Personal coping strategies
Many CHWs have turned to faith, farming, and alternative livelihoods to manage the stress and economic difficulties of their work.
“When I’m in my farm, I feel connected to life again. It gives me something stable amidst the chaos.” (Moki, CHW Buea)
CHWs’ priorities for support
The study included a participatory ranking exercise in which CHWs were asked to identify and prioritise their support needs. This involved group discussions in which CHWs ranked and justified support strategies based on their perceived relevance and impact.

Sample of CHWs’ ranking of preferred support mechanisms in Buea Health District
Compensation and benefits
CHWs overwhelmingly call for regular and fair compensation. Many currently work as volunteers or receive irregular stipends, making it difficult to sustain their families. Providing consistent financial support would improve retention and job satisfaction.
“If the government can’t give us a salary, at least provide the tools to make our work easier.” (Mola, CHW Buea)
Operational support and work environment
CHWs request better equipment, transportation, and protective gear to carry out their duties effectively. Providing these resources would enhance safety and efficiency.

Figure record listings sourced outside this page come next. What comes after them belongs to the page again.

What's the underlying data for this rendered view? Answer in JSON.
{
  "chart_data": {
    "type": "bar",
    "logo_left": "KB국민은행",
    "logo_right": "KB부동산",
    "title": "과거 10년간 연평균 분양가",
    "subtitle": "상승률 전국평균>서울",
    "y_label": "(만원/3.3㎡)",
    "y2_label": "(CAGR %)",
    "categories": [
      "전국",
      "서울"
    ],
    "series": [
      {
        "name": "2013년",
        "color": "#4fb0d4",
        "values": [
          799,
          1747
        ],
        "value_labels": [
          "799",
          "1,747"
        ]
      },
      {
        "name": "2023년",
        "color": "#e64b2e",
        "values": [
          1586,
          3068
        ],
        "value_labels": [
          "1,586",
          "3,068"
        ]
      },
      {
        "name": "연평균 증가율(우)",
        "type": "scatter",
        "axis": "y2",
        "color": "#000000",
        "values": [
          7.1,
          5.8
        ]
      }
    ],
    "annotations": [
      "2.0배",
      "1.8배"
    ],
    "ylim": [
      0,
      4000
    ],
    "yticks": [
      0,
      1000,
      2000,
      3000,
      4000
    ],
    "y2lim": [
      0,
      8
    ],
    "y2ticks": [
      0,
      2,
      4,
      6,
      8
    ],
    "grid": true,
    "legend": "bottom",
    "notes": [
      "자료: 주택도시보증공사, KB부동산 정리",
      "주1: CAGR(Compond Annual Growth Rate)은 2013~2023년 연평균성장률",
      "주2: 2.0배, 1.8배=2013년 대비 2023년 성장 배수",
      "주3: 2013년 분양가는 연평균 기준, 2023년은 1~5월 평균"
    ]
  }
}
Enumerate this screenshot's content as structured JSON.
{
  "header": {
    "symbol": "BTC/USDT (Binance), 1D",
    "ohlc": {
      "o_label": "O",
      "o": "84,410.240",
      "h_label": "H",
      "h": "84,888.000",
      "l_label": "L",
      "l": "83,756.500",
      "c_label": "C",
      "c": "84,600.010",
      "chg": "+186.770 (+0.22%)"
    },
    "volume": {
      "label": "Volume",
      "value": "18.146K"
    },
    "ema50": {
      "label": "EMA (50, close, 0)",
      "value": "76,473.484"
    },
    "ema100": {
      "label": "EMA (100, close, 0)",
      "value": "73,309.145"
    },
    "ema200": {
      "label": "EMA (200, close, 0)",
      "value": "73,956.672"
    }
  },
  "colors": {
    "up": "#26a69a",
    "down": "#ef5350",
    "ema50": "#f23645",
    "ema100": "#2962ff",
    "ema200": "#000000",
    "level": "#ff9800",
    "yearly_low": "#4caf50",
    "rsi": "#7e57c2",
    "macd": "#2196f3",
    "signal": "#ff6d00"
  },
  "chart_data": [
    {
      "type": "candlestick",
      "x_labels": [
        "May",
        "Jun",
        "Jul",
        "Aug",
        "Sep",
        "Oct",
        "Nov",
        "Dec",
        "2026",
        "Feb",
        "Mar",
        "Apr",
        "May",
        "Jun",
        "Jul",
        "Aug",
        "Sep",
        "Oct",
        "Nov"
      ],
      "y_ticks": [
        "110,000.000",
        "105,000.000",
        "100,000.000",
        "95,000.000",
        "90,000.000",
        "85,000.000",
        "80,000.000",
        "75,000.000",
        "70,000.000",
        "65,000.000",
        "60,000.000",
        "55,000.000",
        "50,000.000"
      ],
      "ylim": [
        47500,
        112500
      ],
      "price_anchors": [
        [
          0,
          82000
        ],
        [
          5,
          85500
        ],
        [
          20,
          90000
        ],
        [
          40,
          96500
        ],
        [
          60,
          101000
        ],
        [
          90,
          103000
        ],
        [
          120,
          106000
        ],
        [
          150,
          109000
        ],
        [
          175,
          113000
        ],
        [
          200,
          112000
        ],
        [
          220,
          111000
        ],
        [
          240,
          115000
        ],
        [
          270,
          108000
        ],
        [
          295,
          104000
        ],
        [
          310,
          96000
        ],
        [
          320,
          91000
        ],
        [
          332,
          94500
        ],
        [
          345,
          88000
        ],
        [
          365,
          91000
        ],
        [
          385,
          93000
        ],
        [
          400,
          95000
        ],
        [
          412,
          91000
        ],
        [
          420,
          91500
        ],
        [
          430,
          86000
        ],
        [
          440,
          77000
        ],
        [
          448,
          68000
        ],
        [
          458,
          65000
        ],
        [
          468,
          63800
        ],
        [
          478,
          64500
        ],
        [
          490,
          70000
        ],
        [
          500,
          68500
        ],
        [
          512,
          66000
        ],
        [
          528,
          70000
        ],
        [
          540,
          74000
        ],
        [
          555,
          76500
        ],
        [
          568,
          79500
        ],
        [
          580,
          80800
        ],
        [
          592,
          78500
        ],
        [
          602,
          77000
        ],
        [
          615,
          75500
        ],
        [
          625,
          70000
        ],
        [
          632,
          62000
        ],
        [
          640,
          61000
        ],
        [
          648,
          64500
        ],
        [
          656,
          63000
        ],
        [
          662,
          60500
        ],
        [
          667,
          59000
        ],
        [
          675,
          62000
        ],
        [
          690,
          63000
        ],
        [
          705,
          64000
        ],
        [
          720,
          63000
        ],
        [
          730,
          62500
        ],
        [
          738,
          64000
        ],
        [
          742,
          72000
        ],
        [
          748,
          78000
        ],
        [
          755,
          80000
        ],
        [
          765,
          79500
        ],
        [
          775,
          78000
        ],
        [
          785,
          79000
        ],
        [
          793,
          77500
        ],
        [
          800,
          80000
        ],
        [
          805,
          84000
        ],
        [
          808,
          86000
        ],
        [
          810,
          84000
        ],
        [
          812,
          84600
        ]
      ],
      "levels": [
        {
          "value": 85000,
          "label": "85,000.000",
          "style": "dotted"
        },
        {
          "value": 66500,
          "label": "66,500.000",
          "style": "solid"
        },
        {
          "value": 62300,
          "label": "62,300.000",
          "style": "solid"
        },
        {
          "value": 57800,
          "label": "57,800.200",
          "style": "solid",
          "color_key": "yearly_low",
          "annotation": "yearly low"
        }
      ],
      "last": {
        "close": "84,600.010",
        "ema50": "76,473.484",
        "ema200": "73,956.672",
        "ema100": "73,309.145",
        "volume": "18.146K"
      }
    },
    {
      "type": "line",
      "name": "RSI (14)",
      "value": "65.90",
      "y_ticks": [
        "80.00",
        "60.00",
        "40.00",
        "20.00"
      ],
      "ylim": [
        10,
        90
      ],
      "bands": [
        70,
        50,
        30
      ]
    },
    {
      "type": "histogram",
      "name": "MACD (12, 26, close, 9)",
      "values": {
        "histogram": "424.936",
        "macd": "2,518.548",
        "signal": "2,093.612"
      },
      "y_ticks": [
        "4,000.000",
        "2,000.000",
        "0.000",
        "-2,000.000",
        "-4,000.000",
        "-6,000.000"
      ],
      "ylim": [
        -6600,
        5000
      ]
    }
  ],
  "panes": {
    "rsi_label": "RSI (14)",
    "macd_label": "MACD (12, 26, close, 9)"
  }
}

“We need boots, raincoats, and umbrellas. It’s hard to walk miles in bad weather without them.” (Eposi, CHW Buea)
Recognition and status
Many CHWs want formal recognition of their work, including integration into the health system and professional development opportunities. Elevating their status within the health system would validate their contributions and ensure job security.
“We should be acknowledged as professionals. We do more than just help; we save lives.” (Manga, CHW Buea)
An integrated framework for strengthening CHW programmes in FCAS
Based on these findings, one key output from this research was a holistic approach to strengthening CHW programme design in FCAS. This framework proposes considering the interplay between three key elements. First, the CHW programme features, including adequate funding, training for CHWs, structured incentives to motivate their work, and logistical support to ensure they can effectively reach the communities they serve.
The second element is the local context, which encompasses the security risks CHWs may face, the political dynamics at play, cultural perceptions influencing their acceptance, and the availability of resources necessary for program success.
Finally, it is crucial to consider the needs and characteristics of the community health workers themselves. This includes ensuring their safety, providing mental health support to address the stresses of their roles, recognising their professional contributions, and creating pathways for sustainable livelihoods.
By integrating these factors, policymakers and programme designers can develop resilient CHW programmes that remain effective, even in challenging, fragile and conflict-affected environments.
*All names used here are pseudonyms that were changed to protect the identity of the CHWs.